Figure 1 shows clones that are present in both rhizosphere and non-rhizosphere soils. NR4 and EB25 clones are related to uncultured bacterium clone (HQ864194), and NR31 and WB9 clones are related to uncultured bacterium clone (EU421850). Two phylogenetic groups were represented in these common clones. There are 81 clones that are unique to rhizosphere soils. Ten phylogenetic groups were represented in these unique clones (Fig. 2); and there are 60 clones that are unique to non-rhizosphere soils, Nine phylogenetic groups were represented in these unique clones (Fig. 3). Figure 4 shows a Venn diagram representing the unique and common clones in rhizosphere and non-rhizosphere soils. The common clones are only 2.76 %, but the unique clones in rhizosphere and non-rhizosphere soils are about 55.86 and 41.38 % respectively.

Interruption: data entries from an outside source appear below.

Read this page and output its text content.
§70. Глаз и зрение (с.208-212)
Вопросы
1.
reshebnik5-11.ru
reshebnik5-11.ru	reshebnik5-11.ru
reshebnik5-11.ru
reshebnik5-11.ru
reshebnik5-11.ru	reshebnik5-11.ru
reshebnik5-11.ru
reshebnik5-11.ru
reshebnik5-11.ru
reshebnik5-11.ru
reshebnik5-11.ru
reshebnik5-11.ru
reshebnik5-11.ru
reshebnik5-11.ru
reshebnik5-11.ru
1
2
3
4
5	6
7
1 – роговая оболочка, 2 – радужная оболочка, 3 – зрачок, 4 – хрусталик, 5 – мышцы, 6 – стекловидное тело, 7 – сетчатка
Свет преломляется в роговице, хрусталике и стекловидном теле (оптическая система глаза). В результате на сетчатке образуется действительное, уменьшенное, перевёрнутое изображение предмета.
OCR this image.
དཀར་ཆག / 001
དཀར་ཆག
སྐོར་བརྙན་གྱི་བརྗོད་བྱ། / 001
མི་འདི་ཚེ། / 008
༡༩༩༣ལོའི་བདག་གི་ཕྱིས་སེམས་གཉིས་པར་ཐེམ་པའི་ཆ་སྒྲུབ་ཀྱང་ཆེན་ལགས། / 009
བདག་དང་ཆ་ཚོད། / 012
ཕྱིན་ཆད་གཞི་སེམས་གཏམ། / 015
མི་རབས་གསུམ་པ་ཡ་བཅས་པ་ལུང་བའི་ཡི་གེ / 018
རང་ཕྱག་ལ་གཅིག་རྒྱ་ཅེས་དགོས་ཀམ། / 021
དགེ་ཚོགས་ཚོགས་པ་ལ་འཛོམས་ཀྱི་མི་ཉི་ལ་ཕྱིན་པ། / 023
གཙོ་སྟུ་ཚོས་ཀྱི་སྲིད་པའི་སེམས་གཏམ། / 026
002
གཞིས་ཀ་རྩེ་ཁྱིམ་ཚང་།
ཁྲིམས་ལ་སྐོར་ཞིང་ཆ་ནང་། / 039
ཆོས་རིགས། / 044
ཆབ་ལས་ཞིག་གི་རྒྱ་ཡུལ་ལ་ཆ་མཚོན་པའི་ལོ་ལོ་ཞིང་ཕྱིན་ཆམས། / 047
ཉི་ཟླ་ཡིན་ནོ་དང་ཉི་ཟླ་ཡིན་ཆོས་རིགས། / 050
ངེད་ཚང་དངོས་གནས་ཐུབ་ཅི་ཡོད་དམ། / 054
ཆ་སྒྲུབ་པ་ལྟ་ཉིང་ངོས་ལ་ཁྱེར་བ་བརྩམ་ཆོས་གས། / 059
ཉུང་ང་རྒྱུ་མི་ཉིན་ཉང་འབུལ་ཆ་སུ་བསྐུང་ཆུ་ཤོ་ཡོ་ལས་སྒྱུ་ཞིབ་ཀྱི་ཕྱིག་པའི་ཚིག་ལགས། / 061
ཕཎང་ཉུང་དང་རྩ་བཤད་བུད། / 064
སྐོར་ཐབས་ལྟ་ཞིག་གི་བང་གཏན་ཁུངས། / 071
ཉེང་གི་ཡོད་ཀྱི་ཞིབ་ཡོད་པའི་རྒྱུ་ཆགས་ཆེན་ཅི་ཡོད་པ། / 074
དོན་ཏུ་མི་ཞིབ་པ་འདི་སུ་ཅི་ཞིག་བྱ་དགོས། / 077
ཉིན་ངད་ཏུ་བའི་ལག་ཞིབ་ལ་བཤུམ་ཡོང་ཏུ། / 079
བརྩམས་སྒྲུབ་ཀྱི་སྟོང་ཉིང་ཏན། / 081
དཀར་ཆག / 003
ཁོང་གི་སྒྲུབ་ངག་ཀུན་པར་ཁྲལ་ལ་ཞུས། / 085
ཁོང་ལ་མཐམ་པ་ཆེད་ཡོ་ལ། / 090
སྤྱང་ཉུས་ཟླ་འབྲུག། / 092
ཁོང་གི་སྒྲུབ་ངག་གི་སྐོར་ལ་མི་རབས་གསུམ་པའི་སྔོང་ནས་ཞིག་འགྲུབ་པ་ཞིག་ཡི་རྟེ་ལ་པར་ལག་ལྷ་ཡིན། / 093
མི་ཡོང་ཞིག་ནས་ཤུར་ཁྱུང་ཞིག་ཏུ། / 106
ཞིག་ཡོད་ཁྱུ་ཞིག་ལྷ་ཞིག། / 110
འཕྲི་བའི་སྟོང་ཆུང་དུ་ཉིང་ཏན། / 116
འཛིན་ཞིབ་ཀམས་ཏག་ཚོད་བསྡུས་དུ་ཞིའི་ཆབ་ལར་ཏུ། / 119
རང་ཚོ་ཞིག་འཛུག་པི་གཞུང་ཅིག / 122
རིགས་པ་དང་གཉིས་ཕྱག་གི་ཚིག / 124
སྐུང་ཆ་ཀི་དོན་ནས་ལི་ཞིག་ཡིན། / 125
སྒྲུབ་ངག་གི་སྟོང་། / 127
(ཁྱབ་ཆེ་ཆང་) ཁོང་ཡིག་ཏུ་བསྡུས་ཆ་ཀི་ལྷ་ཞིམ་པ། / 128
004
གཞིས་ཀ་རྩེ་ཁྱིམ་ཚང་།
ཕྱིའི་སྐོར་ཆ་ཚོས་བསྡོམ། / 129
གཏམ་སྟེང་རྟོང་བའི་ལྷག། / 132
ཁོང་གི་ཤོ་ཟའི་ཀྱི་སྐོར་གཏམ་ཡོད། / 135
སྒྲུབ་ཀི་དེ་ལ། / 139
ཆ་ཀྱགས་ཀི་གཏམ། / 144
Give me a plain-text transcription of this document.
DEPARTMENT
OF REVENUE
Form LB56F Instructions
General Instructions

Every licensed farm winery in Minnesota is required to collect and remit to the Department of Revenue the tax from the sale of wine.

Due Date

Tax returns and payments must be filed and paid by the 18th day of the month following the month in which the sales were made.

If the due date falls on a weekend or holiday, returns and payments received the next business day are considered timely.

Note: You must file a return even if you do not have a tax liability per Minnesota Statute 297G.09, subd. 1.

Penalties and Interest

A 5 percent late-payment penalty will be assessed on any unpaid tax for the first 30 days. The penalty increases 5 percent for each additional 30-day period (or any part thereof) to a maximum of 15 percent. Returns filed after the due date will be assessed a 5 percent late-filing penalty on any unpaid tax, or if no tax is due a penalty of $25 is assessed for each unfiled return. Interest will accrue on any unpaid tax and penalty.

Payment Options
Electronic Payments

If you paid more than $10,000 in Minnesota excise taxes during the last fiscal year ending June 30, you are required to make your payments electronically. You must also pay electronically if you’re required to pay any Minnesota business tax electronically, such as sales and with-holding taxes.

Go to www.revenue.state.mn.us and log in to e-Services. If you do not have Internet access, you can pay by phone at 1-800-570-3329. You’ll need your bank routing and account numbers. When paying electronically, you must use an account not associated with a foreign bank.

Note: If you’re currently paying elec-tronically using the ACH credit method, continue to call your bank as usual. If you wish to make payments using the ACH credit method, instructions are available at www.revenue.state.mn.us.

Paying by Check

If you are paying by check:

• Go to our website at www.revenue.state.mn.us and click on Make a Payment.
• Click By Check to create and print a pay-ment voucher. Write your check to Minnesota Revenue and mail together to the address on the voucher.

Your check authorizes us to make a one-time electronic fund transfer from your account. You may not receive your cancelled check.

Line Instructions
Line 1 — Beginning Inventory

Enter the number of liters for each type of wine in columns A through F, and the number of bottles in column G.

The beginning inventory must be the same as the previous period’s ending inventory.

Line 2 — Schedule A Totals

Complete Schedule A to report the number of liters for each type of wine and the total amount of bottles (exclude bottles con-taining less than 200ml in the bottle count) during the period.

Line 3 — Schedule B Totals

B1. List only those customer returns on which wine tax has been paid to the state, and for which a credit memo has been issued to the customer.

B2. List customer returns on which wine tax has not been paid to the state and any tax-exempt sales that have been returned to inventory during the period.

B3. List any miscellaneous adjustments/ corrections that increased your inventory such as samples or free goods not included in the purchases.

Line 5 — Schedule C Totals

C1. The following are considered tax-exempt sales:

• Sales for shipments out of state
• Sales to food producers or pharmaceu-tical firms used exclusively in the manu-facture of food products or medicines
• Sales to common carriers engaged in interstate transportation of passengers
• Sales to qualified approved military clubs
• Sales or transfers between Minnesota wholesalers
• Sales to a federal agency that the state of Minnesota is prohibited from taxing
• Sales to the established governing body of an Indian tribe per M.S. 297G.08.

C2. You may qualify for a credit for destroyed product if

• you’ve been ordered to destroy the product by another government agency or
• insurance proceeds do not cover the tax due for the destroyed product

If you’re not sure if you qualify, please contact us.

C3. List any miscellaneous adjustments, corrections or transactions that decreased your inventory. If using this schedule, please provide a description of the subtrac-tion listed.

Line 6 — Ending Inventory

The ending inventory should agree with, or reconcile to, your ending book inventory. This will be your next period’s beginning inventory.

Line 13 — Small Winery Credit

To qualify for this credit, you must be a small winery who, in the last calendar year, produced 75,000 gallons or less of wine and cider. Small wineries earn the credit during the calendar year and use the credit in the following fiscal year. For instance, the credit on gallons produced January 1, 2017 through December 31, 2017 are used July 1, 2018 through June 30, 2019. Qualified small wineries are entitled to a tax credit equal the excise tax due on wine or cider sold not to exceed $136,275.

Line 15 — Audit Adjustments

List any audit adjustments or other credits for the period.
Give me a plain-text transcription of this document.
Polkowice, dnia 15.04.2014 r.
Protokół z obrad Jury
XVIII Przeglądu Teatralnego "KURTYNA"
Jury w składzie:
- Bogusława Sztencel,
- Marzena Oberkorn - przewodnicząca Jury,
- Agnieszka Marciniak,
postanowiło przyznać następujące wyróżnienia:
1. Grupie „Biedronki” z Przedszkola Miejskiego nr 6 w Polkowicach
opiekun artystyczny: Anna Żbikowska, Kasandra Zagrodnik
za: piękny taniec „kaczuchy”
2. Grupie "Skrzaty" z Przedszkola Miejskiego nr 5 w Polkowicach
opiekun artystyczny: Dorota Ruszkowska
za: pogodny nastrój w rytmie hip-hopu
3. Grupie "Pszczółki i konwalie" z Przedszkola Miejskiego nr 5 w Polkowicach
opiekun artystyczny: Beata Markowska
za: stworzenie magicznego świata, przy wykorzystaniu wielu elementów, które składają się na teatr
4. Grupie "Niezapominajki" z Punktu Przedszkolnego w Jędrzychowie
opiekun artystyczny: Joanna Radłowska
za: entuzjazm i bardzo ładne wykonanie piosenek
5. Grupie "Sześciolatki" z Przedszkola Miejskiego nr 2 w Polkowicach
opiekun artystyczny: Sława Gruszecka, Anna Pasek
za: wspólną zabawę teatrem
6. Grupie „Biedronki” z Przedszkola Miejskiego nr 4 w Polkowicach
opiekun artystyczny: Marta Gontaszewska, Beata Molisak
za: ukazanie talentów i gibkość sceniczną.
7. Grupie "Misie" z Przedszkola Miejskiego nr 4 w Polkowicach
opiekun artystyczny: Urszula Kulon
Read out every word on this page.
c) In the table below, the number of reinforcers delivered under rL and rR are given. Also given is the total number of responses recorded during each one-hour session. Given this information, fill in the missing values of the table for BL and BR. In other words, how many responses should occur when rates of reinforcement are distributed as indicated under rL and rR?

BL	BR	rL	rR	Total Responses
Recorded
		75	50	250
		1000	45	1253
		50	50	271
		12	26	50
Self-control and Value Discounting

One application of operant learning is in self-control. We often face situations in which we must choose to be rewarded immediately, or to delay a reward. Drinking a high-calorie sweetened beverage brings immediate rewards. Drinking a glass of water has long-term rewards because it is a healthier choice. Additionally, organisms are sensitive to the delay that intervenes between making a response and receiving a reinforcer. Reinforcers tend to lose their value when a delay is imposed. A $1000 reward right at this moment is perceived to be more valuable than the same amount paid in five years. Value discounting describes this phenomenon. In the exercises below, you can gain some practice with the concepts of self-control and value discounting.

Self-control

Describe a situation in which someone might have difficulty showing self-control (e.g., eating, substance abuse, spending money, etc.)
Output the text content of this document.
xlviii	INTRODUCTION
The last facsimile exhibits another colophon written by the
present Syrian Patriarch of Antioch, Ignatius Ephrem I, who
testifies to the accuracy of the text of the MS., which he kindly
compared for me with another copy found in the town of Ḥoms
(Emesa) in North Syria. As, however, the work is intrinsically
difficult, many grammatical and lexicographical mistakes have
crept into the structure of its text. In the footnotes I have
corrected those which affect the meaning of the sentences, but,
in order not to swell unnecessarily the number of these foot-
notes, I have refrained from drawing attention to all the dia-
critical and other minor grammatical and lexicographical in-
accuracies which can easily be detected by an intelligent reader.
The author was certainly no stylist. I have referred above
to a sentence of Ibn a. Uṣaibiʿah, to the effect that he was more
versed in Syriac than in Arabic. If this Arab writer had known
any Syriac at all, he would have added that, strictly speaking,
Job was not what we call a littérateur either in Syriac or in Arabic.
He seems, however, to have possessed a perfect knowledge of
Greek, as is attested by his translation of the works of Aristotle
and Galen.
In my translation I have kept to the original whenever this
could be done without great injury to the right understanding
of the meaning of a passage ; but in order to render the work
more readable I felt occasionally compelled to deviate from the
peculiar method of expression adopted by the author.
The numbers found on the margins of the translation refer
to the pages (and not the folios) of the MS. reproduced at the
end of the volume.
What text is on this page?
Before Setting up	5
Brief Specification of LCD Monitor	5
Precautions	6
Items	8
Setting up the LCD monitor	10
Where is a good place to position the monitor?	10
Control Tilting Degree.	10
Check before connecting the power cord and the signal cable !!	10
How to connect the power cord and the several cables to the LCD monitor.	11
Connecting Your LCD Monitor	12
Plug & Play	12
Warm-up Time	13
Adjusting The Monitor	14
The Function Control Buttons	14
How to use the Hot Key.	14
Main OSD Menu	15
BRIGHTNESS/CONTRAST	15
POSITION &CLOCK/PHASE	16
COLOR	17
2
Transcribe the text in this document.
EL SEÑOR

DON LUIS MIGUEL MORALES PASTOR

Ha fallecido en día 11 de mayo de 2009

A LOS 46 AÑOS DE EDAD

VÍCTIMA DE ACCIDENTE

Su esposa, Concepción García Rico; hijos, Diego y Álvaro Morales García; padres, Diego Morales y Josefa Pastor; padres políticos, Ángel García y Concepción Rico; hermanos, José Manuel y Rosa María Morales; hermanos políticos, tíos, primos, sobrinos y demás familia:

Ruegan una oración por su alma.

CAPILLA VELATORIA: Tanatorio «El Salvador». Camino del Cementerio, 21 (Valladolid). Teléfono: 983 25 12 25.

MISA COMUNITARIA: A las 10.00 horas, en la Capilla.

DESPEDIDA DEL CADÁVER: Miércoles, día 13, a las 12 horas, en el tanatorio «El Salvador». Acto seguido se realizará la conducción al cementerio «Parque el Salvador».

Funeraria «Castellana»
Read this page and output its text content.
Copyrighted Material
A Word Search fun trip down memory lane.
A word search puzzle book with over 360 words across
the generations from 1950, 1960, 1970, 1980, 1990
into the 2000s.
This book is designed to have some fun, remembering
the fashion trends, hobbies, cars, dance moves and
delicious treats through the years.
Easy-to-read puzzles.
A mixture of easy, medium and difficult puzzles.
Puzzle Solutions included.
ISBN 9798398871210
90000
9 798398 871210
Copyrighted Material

Phylogenetic dendrogram of clones that are common in both rhizosphere and non-rhizosphere soils. Phylogenetic reconstruction based on Neighbor-joining (NJ) method. Only bootstrap values greater than 50 % are indicated (1,000 replicates)
Phylogenetic dendrogram of clones that are unique in rhizosphere soils. Phylogenetic reconstruction based on Neighbor-joining (NJ) method. Only bootstrap values greater than 50 % are indicated (1,000 replicates)
Phylogenetic dendrogram of clones that are unique in non-rhizosphere soils. Phylogenetic reconstruction based on Neighbor-joining (NJ) method. Only bootstrap values greater than 50 % are indicated (1,000 replicates)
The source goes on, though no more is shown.